As shown in FIG. 4, the actuating rod 9 includes an upper portion 9-2, a lower portion 9-4; the upper part 9-2 and the lower part 9-4 are cylindrical, and the middle part is provided with a flange 9-3 extending towards the outer ring; the upper part 9-2 of the actuating rod 9 extends into a circular opening 8-3 of the vibrator shell 8, the outer ring of the lower part 9-4 is in clearance fit with the inner ring of the upper part of the coil framework 12, the lower part 9-4 is also provided with a mounting hole, the top of the magnetostrictive rod 11 is mounted in the mounting hole, and the lower part 9-4 is used for fixing the magnetostrictive rod 11; and a disc spring 6 is arranged between the flange 9-3 and the inner wall of the top of the vibrator shell 8, and pre-tensions the giant magnetostrictive rod 11, and meanwhile, the execution rod 9 can be ensured to recover along with the magnetostrictive rod 11. The center position of the upper portion 9-2 is provided with a threaded hole 9-1, and the threaded hole 9-1 can be connected with the elastic membrane 7 through a screw 5, so that the motion of the magnetostrictive rod 11 can be accurately transmitted. The bottom of the flange 9-3 is supported by the top of the bobbin 12.

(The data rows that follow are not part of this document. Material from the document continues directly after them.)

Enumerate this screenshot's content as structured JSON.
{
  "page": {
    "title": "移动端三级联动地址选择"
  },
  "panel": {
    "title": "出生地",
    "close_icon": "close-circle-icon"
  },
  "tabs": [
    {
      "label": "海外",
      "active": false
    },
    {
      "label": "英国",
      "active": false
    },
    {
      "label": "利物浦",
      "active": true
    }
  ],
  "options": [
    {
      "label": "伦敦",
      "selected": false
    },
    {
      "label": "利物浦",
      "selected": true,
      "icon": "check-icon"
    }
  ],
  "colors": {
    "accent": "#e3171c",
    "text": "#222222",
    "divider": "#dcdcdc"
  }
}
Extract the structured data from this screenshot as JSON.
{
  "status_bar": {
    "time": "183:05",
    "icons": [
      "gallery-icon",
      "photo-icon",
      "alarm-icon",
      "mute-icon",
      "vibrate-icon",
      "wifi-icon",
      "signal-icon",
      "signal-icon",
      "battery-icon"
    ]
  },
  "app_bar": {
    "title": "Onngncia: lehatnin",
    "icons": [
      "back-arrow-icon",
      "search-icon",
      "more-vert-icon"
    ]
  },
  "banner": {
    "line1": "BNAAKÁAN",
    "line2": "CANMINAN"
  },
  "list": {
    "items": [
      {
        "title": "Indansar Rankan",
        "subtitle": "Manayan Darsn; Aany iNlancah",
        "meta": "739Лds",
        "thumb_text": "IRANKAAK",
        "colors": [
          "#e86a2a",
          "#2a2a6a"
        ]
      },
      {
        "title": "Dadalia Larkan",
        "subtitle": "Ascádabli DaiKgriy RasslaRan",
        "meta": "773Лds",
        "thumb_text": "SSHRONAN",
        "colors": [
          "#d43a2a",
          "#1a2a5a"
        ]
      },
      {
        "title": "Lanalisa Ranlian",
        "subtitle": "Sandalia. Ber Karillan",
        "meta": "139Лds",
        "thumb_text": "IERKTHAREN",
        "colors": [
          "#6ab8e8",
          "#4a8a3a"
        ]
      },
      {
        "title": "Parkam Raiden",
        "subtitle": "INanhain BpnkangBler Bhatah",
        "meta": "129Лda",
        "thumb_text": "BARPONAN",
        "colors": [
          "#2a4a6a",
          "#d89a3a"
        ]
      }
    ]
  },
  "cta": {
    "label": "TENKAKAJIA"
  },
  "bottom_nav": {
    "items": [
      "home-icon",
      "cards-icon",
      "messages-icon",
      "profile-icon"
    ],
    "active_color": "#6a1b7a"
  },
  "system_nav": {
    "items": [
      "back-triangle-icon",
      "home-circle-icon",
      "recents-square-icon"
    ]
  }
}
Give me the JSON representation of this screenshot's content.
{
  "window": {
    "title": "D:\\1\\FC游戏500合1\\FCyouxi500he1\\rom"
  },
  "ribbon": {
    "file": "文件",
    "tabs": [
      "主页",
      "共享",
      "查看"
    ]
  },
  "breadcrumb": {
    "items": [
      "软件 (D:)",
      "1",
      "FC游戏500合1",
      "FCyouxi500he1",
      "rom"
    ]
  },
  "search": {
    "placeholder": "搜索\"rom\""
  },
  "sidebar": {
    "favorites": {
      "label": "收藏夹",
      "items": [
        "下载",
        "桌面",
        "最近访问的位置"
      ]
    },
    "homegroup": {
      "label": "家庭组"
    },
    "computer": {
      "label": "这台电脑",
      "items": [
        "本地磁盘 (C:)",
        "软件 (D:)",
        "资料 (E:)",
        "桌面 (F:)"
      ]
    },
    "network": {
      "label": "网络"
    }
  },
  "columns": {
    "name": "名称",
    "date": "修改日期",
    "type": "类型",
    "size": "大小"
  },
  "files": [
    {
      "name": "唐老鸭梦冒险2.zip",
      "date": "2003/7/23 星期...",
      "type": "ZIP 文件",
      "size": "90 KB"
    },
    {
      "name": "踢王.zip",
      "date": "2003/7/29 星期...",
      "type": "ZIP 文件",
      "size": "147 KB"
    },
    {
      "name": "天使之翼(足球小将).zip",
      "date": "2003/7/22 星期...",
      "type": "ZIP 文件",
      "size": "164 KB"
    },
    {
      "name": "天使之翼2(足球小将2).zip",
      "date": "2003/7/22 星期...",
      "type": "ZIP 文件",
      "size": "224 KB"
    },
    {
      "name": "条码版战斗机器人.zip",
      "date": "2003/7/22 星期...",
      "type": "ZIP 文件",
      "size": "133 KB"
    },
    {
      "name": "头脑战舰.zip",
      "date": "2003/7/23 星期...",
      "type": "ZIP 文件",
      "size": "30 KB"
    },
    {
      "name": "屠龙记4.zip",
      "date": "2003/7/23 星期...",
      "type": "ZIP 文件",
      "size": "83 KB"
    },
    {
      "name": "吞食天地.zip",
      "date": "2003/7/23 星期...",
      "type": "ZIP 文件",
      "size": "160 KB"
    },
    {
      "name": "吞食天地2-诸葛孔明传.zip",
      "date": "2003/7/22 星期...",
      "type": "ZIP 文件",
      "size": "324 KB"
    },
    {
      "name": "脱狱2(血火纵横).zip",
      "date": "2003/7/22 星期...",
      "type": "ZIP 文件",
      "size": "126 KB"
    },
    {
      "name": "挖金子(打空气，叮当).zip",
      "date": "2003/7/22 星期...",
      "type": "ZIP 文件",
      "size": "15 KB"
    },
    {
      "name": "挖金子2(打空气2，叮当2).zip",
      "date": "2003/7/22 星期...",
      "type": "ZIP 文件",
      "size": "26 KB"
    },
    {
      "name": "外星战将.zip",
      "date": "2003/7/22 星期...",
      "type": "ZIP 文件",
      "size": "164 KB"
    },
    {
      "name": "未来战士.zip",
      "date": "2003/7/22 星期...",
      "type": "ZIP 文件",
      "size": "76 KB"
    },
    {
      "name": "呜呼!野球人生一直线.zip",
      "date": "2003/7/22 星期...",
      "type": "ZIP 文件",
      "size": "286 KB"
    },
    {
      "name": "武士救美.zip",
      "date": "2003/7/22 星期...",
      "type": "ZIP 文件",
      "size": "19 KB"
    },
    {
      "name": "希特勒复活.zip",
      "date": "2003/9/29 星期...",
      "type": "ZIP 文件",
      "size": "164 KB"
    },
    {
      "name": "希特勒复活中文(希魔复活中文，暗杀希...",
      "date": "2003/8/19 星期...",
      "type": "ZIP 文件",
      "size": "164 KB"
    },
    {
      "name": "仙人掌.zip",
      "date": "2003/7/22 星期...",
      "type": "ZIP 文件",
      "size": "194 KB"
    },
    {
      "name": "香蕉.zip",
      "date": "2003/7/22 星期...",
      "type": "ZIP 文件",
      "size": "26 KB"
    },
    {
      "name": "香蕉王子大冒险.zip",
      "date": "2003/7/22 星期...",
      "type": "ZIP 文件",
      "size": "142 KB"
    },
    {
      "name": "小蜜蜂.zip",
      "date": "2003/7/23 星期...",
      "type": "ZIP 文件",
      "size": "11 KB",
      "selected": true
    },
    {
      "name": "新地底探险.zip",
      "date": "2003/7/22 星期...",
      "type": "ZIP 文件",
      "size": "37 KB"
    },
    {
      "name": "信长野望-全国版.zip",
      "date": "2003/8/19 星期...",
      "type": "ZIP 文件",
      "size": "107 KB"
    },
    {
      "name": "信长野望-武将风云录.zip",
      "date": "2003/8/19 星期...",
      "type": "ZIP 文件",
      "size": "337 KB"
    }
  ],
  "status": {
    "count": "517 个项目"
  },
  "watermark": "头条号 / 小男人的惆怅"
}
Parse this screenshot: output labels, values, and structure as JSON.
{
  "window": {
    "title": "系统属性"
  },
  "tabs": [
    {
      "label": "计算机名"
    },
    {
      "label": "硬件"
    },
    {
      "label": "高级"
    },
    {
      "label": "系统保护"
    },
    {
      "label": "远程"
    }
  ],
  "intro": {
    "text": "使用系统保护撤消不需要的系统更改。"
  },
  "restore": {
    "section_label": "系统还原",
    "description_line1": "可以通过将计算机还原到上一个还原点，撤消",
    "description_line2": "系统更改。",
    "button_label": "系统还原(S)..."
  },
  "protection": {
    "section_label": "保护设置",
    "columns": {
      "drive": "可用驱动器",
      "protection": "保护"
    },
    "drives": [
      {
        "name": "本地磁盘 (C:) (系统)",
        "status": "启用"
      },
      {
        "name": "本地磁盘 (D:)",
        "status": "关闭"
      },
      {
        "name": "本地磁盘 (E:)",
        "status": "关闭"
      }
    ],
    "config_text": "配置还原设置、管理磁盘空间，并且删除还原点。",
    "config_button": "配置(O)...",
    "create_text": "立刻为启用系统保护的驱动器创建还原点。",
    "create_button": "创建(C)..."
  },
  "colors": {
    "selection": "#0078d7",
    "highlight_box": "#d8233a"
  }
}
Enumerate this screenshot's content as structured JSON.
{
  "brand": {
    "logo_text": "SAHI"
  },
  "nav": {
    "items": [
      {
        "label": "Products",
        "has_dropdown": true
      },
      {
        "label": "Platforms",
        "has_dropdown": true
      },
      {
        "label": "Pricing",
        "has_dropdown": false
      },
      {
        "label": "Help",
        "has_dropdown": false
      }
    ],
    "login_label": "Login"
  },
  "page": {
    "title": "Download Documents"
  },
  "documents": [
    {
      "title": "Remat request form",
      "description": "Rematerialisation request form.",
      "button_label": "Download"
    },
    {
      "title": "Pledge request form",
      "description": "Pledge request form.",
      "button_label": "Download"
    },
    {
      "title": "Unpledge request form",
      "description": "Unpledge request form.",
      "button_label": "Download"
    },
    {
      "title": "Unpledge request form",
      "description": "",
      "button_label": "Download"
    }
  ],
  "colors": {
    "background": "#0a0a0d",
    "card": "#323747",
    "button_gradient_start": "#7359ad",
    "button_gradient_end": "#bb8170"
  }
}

The above description is only a preferred embodiment of the present invention and is not intended to limit the present invention, and various modifications and changes may be made by those skilled in the art. Any modification, equivalent replacement, or improvement made within the spirit and principle of the present invention should be included in the protection scope of the present invention.

Claims

1. The wing deicing device is characterized by comprising a magnetic vibrator, wherein the magnetic vibrator is composed of a coil framework, a vibrator shell, a magnetic telescopic rod, an execution rod and a coil; the bottom of the vibrator shell is connected with the bottom of the coil framework, a coil is wound outside the coil framework, a magnetostrictive rod is arranged inside the coil framework, and the magnetostrictive rod is made of a giant magnetostrictive material; one end of the magnetostrictive rod is arranged in the groove of the coil framework, the other end of the magnetostrictive rod is fixed in the groove at the lower part of the actuating rod, the lower part of the actuating rod is in clearance fit with the upper part of the coil framework, and the upper part of the actuating rod extends forwards to the upper surface of the shell of the vibrator.

2. The wing deicing apparatus as set forth in claim 1, wherein said vibrator housing is provided at a top portion thereof with an elastic membrane, the actuator rod top portion is connected to a center of the elastic membrane, and edges of the elastic membrane are connected to the vibrator housing.

3. The wing deicing apparatus as set forth in claim 1, wherein said vibrator housing is cylindrical, has a circular opening at an upper end thereof, and has a lower end connected to the bobbin.

4. The wing deicing apparatus as set forth in claim 1, wherein said vibrator casing has a circular flange at an upper end thereof, an upper surface of said flange conforming to the shape of said wing, and said circular flange having a threaded hole.

5. A wing de-icing apparatus as defined in claim 1 wherein said magnetostrictive rod is disposed on the axis of the vibrator housing.

6. A wing de-icing apparatus as defined in claim 1, wherein said coil is connected to an ac power source.

7. The wing deicing device as set forth in claim 1, wherein said actuator rod is externally provided with a flange, and a spring fitted around an outer ring of the actuator rod is provided between the flange and an inner wall of a top portion of the vibrator casing.

8. An airfoil comprising an airfoil de-icing assembly as claimed in any one of claims 1 to 9.

9. The airfoil of claim 8, further comprising a substrate, wherein the substrate is fixed on the inner side of the airfoil, and a plurality of the magnetic vibrators are arranged in an inner cavity formed between the airfoil skin and the substrate through the coil bobbin and perpendicular to the substrate; the wing skin is connected with the vibrator shell through screws.

10. The airfoil as claimed in claim 8, wherein the arrangement density of the magnetic vibrators is proportional to the icing degree of the airfoil.